Gun-violence survivors, families call for background check legislation
People urge lawmakers to strengthen gun laws
Once a busy Casselberry hair salon, now a vacant storefront. Six months ago, gun in hand, Bradford Baumet stormed into the hair salon off Semoran Boulevard and fired six shots at his estranged girlfriend, Marcia Santiago, then shot and killed the owner, a worker, and a customer, Gladys Cabrera.
Cabrera's son, Andy Jimenez, said that moment changed everything for him. He's now calling for stricter background checks for anyone who wants to buy a gun.
"I'm dedicated on this for life," said Jimenez. "I think to myself that when I dedicate time to doing this type of event, I'm dedicating time to my mom, and also trying to help out all those innocent victims."
Jimenez shared his story at Lake Eola Park on Saturday, along with other survivors of gun violence and their families. Some are pushing lawmakers to strengthen gun laws for the first time in decades.
In 2007, Sean Council was murdered in Orlando, shot while riding his bike home.

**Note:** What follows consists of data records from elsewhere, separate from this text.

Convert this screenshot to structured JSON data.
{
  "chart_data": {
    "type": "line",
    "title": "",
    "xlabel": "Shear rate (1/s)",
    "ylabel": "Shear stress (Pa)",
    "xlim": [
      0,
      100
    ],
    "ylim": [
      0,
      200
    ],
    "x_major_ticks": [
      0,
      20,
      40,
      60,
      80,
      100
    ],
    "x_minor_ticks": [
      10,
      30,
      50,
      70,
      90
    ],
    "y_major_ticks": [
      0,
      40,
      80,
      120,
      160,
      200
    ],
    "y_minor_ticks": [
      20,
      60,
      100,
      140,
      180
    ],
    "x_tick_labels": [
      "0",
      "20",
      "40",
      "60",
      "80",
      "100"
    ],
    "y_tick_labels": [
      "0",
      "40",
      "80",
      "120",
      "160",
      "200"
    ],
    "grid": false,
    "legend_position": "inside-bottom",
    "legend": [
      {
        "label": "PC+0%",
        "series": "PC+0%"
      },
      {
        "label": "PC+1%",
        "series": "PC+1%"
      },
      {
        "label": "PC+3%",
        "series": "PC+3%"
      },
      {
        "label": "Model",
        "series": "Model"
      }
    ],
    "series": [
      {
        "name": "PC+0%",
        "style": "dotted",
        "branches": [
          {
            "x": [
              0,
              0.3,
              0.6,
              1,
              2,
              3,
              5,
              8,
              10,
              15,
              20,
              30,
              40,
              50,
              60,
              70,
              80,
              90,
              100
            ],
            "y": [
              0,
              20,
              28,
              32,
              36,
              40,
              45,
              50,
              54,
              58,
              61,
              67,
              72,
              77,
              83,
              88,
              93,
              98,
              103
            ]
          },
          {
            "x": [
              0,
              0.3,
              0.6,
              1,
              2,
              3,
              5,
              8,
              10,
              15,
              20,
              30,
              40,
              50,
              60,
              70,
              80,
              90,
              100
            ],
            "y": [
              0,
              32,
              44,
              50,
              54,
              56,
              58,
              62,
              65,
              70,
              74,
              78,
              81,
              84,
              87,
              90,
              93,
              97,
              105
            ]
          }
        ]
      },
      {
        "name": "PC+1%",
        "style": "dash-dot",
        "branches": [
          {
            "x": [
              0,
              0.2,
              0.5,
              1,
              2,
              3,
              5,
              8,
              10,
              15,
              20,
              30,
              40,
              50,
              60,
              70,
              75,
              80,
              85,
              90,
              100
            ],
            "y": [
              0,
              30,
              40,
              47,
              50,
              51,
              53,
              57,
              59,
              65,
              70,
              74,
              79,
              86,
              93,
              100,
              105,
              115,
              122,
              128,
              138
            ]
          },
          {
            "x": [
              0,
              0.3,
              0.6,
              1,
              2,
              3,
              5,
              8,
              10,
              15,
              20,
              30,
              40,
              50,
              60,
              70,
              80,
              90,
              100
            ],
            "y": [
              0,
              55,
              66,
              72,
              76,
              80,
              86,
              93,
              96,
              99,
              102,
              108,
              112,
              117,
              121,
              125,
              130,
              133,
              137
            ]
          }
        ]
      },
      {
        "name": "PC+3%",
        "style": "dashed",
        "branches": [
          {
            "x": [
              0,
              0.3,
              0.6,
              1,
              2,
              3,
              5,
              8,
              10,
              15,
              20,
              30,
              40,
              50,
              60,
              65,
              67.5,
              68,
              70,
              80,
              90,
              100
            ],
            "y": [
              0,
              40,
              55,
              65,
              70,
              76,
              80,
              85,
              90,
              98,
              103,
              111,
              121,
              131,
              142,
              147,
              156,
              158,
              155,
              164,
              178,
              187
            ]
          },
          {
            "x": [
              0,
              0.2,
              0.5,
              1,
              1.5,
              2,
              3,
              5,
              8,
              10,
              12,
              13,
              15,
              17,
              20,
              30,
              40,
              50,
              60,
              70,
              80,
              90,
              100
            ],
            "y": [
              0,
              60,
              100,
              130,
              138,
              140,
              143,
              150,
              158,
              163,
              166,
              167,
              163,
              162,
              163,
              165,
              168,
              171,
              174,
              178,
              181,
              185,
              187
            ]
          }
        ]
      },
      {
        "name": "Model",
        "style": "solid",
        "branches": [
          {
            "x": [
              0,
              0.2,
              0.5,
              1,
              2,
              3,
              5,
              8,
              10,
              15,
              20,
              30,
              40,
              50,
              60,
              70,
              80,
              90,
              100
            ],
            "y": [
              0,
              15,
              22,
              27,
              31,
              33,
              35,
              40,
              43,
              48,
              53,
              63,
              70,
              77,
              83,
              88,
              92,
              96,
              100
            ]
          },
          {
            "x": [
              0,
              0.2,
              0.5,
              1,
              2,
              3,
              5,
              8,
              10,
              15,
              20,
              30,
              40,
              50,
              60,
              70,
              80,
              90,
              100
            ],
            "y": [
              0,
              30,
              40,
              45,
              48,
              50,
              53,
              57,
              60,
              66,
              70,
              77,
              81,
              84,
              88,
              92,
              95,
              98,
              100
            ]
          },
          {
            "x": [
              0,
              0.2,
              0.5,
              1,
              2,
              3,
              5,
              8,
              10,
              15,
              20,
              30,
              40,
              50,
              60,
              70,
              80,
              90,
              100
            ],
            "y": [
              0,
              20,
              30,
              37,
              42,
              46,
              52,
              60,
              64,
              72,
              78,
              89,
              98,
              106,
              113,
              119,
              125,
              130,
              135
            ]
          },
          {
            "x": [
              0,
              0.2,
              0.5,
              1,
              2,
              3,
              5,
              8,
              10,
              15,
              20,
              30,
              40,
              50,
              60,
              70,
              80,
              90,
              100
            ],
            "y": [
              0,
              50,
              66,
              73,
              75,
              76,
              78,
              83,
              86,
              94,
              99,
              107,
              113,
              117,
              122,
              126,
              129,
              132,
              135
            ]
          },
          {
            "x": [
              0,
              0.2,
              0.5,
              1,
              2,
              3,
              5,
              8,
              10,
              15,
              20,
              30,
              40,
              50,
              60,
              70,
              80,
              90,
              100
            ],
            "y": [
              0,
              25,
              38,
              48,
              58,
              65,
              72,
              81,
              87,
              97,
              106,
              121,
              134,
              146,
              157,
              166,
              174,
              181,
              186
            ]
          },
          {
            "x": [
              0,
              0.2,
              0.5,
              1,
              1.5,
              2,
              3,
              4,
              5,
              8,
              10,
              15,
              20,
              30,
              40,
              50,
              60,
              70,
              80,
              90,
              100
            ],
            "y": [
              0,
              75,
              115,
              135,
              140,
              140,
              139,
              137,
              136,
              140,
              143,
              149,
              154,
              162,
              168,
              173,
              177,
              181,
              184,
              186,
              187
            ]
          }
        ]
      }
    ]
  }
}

His mother, Gatha Council, said it's another example of a system that's failing.
"In order for us to take control, and to control the streets, is to remove the guns off the streets," said Gatha Council.
The National Rifle Association has fired back, saying, "Expanding background checks at gun shows will not prevent the next shooting, will not solve violent crime, and will not keep our kids safe in schools."
Regarding next week's debate in the senate, the NRA is also expected to issue another response.
The NRA is in favor of having armed guards in schools, but not expanded background checks, or bans on weapons.